Now, it’s worth pointing out that I haven’t been following this issue all that closely. It’s one of those little fringe items that I hear about and think is interesting food for thought for reasons above and beyond the circumstances that lead to them.
I am of course referring to the somewhat controversial decision to open player structures to destruction and looting while having previously promised that they would be safe from such actions. Without a system in place to adequately warn people who’s items are at risk, it’s a bit of a dick move.
Eve is also unique in that many headlines like to report item losses/finds in USD amounts. A value that is, at best, only implied by the exchange rate of Plex and Isk. That doesn’t mean those values are wrong, but you cannot convert these things back into USD. While they are assets, in a sense, they are not assets from an investing standpoint. They’re like…. durable consumables?
That aside, one of the things they teach when you’re taking a business degree is that property ownership and property rights are one of the foundations upon which capitalist business thrives. If the government, or someone with a lot more guns than you, can come along and claim all your effort as their own, there is little incentive to build in the first place. This is also one of the main arguments against communism.
Eve seems to be facing a similar issue. If “assets” that were previously promised to be safe are now being offered up to grabs without the owners’ consent, well, the net effect would be to discourage trust and entrepreneurship. In this specific case, though, Eve as a game has always had a lawless/”trust nobody” sort of tone to it. I would say that anyone who played Eve long enough to be familiar with it should probably have realized that this was inevitable. At the very least, it’s consistent with how I’ve personally interpreted the tone of the game and the community.
There is another angle to this, though. I spend a bit too much time thinking about game economies and how decisions like this impact them and the pros and cons flowing out of that. I would bet that if you added up the total item value of all owned items in an MMO, you would find that the majority of it resides unused in banks and storage. It could be said that these unused “assets” are wasted in that state when they could be producing some ethereal form of macroeconomic value. At the very least it’s “unused capacity” which is typically regarded as bad in the real world.
If that is our premise, then it would make some sense why the developers might wish to release those valuable and unused assets back into the mix. On top of that, it created a sort of player-driven treasure hunt as people went in search of valuable loot. At the expense of others, of course, because this is Eve.
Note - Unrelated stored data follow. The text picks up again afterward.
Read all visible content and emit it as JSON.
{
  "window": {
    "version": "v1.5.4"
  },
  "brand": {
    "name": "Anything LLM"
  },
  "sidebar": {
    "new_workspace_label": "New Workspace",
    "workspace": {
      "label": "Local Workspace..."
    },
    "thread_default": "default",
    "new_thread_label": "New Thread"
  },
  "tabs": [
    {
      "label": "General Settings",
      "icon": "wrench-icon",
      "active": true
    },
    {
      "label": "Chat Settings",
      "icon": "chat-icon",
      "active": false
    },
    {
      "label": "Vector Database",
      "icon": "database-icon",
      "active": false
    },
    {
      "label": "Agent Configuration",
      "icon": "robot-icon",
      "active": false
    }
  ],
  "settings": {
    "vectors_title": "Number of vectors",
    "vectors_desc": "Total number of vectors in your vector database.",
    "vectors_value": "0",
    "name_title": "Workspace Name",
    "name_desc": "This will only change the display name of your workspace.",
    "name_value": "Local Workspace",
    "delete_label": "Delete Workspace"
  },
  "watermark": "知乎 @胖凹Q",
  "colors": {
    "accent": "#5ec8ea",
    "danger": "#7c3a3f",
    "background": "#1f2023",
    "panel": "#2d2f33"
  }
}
Is any of it worth it, in the long run? I don’t know. I think maybe it’s okay to have virtual environments where people can hone their business acumen and/or exert their power over others in a way that is less destructive to the greater fabric of society. To the people who have lost items of value though, that sense of loss and violation is just as real as if the property had been “real.” I’m not even going to attempt to compare one to the other. It’s hard to overlook human suffering, and I’m sure there’s plenty of that to be had here.
Y’all take care, and remember, all those other usernames are people too.